Again I find myself with a spare moment. I'm in an Albertson's in Malibu, taking advantage of the free wifi, and some poor 19 year old sot is sitting here eating his lunch. What are you making of your life, young sir.
I'm happy with Xero. He is a good man. And so I have to wonder my organs are just not participating in the process lately. What did I do to mess them up? My brain is very attracted to him but my body is not with the program. If I didn't want to have sex with him, I would think that all parts of my brain would be on the same page about that. That's why I'm so confused that the spirit is on fire but the flesh is dry and flaccid.

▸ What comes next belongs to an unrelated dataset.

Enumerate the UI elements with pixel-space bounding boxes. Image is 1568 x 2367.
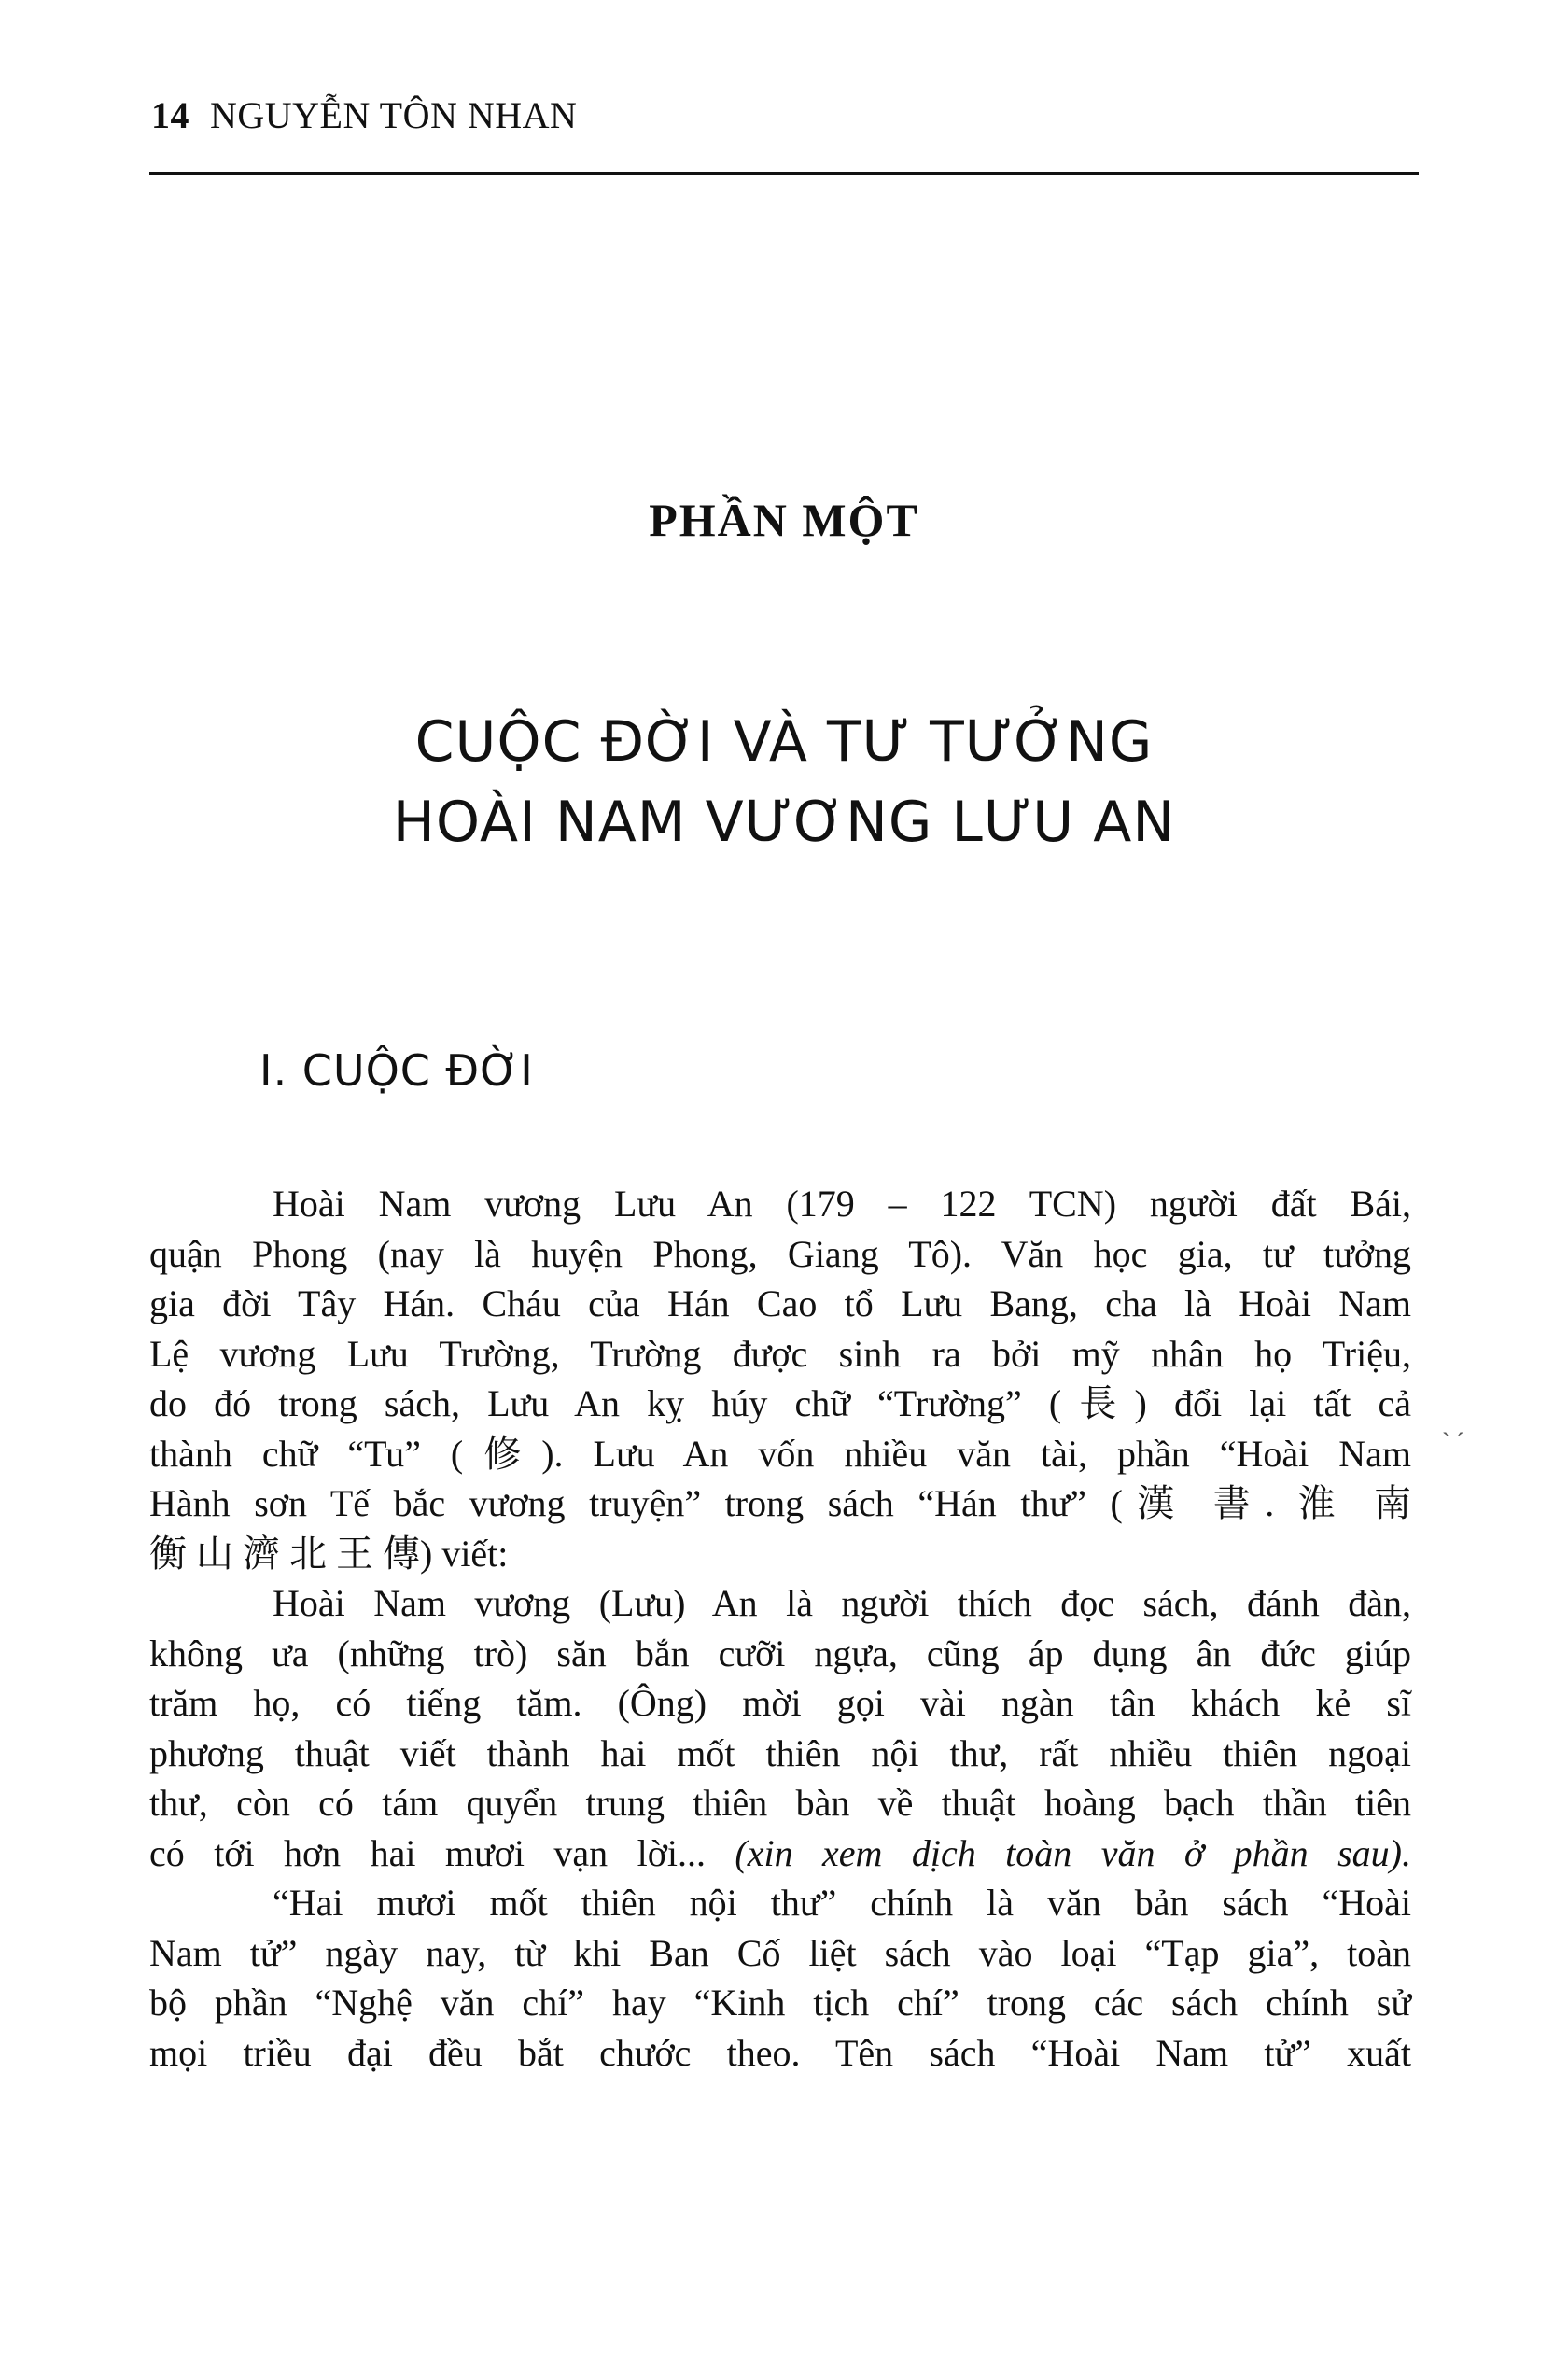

I made him give me a massage. There is nothing quite so intimate as a partner who knows, to some extent, what they're doing, rearranging your muscles and healing you in a way that Western medicine just doesn't seem to appreciate. I had a long conversation with a woman studying Oriental medicine, as she calls it, but what others call Eastern medicine, and I have to say, in my mind there is some merit to it. She presented me with a theory that I think makes a lot of sense. Western medicine evolved from battlefield medicine. Repairing bodies and covering up ailments as quickly as possible to get a soldier back on the field. Dealing with an infected limb by hacking it off. And even though our knowledge of the body and pharmaceuticals has progressed drastically, there is still this philosophy of make it functional and get it done fast. Which isn't really healing. I may have a skewed perspective of Eastern medicine, but it seems that the emphasis is much more aimed at helping the body heal itself, about taking the time required, that time spent off one's feet is not such a terrible loss. Its just the way we live our lives, have lived our lives for many generations, this frantic rush to accomplish, not that anything particularly bad will happen if we don't, and yet that ifs the prevailing disposition. At this point, I suspect its genetic. White people. Something about growing up where its really fucking cold and having to get all the food in before the rains come to be able to survive 6 months of toe numbing cold. Only the desperately frantic, even without any clear conception of the consequences, survived. And so that is how we perform medicine, not just as doctors but as patients. Both are party to the intense need to get the patient back in operational order as quickly as possible. Minimize lost man hours. But when you're capable of slowing down, of working with your body as opposed to on it, or at it, then I think that is much closer to what we can clearly conceptualize as therapeutic.
And if we take this in context of the knowledge that the immune system is suppressed in response to stress, its no fucking wonder that we stay so sick and the healing process hurts. We always describe it as battle. Why not as growth? Its a very extreme paradigm shift but one that I believe is possible. We as a culture have embraced exercise as such, even though it is in a very real way damaging our bodies and can be a painful process. But we focus on the results, and thus can enjoy the process. Why not sickness? Why not go through that pain with calm and joy, secure in the knowledge that if biology is allowed to take its course, you will come out the other side stronger? Will to live seems to have more to do with survival rates than the medicine that we throw at a sickness. If this will to live were allowed to combine synergistically with a therapeutic calm, then I think it could be much more effective.
But these are just the thoughts of someone with no truly relevant training. Yet every day I become more and more convinced that getting training as a massage therapist would be a good thing in my life, because it is a good thing in others' lives that they just don't get often enough.
I want to see Tai Chi taught in inner city schools. The western conceptualization of physical education isn't doing anyone any good. Run around in circles, do sit-ups on hard surfaces. Training that is so painful and denegrating that these kids never perform the exercises except when they are forced to. That is not conducive to health. Not even a little bit.
I'm really the royalist hypocrite of all hypocrites. Look at me, having all these deep thoughts, while doing diddly about them and enjoying my wealth. What have actually ever done for anyone who really needed it? When have a sheltered the homeless, fed the starving? No, I give so little of myself, in any real sense. History will not remember me, not as I am now. Perhaps I'm waiting for the opportunity to show my colors. The new world order requires so much training to be of any legitimate use to anyone, that the beginning of any advanced endeavor has been pushed back by nearly a decade, for my profession. But perhaps I have internalized this artificial system, this lie, allowed it to be my excuse for not putting more of myself out into the world. Yes, its ridiculously expensive to fly out to third world countries for two weeks at a time, and so I try to do what I can, here, but even that isn't much. But the people I'm being given the opportunity to help, they don't need nearly as much help as I am willing and able to give. I am capable of so much and I am stagnant, and I am angry about this.
I wonder if massage therapy would be a viable therapy for kids with Asberger's, situational depression, etc. Human touch is very real and very important, and so often very, very neglected. Its probably something that would never, ever be allowed through public schools, but you never know what can be accomplished by the private sector. Its probably something that would be more appreciated at the middle and high school levels, although there is viability at the younger ages. I really don't know enough about it. I will have to ask a social worker for an opininon.